Medya ve iletişim açısından bakıldığında ise bu durum, bireysel bir tercihten çok, algoritmalarla şekillenen bir görünürlük ekonomisinin sonucudur. Dijital mecralar; sade, dengeli ve sessiz hâlleri değil, dramatik, uç ve çarpıcı olanı öne çıkarır. Bu da bireyi, kendisini olduğu gibi ifade etmeye değil; daha çok etkileşim alacak hâle bürünmeye iter. Duygu, içerikleşir; kırılganlık, performansa dönüşür. İletişim artık anlam aktarmaktan ziyade dikkat çekme yarışına evrilirken, kimlik de bu yarışın malzemesi hâline gelir.

Narsisizm, anksiyete, depresyon ve borderline gibi kavramlar; yaşanmış ve derinlikli süreçlerin adı olmaktan çıkıp, sosyal medyada taşınabilen etiketlere dönüşebiliyor. Kişi ne hissettiğini anlamaya çalışmak yerine, nasıl hissetmesi “gerektiğini” oynuyor. Böylece gerçek benliğin yanına, daha dramatik ve daha görünür bir yan benlik ekleniyor, hatta bu hastalıkların arasında adeta bir maymunun daldan dala sıçraması gibi geçerlilik durumuna göre içerisinde bulunulan duruma uygun bir “rahatsızlık” seçiliyor.

Bu durum, bireysel bir tercihten öte, kolektif bir gösterinin parçası hâline geliyor. Sosyal medya, herkesin kendi sahnesini kurduğu bir alan. Duyguların abartıldığı, kırılganlığın estetikleştirildiği, hayatın bir anlatıya dönüştürüldüğü bir alan. Başlangıçta “mış gibi” yapılan duygular, tekrar edildikçe içselleşiyor. Rol ile gerçek arasındaki sınır belirsizleşiyor; kişi zamanla rolü oynamıyor, role dönüşüyor.
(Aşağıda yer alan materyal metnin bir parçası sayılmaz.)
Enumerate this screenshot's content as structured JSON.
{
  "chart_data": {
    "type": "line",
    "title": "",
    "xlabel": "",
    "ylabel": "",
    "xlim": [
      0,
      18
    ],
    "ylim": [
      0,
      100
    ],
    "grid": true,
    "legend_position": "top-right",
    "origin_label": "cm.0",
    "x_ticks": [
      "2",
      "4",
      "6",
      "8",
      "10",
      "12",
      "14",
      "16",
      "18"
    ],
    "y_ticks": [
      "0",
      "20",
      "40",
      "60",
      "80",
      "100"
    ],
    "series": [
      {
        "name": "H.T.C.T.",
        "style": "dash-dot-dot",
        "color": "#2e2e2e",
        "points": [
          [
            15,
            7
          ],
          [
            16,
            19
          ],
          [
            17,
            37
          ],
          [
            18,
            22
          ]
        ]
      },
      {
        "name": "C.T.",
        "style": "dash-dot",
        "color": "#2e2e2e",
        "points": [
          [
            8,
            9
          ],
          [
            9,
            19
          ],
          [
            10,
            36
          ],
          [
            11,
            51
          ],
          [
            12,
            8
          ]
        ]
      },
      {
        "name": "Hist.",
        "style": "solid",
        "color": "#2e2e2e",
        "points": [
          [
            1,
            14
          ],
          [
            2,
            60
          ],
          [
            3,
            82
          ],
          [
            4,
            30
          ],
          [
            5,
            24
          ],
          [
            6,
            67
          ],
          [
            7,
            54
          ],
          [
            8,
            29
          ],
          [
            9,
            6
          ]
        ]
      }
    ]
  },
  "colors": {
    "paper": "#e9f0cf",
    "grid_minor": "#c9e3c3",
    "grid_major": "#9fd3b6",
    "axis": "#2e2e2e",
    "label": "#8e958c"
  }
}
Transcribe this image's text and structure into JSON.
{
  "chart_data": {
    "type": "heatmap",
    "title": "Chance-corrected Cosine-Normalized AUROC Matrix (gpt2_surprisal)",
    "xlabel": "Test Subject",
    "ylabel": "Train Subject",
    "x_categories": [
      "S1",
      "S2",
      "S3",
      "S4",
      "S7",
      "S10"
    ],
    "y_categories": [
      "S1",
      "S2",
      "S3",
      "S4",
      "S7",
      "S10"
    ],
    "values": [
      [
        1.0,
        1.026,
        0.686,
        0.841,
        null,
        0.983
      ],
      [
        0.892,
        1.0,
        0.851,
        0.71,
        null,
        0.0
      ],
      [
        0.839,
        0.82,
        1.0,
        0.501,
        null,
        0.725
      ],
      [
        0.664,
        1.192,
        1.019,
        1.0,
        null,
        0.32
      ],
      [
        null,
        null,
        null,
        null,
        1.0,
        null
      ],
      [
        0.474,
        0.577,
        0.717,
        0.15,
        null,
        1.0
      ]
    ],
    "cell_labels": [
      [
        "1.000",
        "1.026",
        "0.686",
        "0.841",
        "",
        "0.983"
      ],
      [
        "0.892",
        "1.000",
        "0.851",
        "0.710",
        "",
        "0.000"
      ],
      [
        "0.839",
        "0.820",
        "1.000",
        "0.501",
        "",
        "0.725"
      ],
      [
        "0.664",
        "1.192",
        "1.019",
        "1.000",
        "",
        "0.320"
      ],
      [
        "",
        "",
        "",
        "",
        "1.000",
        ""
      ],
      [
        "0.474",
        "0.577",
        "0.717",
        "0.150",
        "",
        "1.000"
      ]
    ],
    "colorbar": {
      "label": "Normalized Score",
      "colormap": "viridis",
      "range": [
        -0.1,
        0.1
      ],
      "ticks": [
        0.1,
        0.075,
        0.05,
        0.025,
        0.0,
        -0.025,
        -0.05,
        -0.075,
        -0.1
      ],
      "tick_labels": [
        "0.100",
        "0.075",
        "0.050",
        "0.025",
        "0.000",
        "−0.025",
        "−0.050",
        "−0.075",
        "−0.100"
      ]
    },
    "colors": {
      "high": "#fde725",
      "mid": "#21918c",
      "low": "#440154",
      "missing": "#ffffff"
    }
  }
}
Bu tabloya eşlik eden bir başka eğilim ise, emek vermeden, süreçten geçmeden, yalnızca güçlü insanlara tutunarak ya da kendini başkalarının amaçları doğrultusunda kullandırarak bir yere gelme isteği. Bu da aynı performans kültürünün başka bir yansıması. Kendi üretimini, becerisini ya da içsel gelişimini inşa etmek yerine; başkalarının konumundan, çevresinden veya görünürlüğünden pay alma çabası. Kısa vadede sonuç üretiyor gibi görünen bu yol, uzun vadede kişiyi içi boş bir kimlikle baş başa bırakıyor. Çünkü emekle inşa edilmeyen hiçbir şey, kişiye gerçek bir değer ya da aidiyet duygusu kazandırmıyor.

Elbette bu tablo, Z kuşağının tamamına ait değil. Aksine; bu kuşağın içinde sessizce üreten, derinleşen, kendini gerçekten tanımaya çalışan ve bu gürültünün dışında kalmayı seçen çok sayıda insan da var. Ancak rol yapma kültürü, özellikle görünürlüğü merkeze alan bir kesimde, kimlik ile performans arasındaki çizgiyi tehlikeli biçimde inceltiyor.

Belki de asıl soru şu: İnsan gerçekten kim olduğunu mu arıyor, yoksa oynadığı rolün onaylanmasını mı?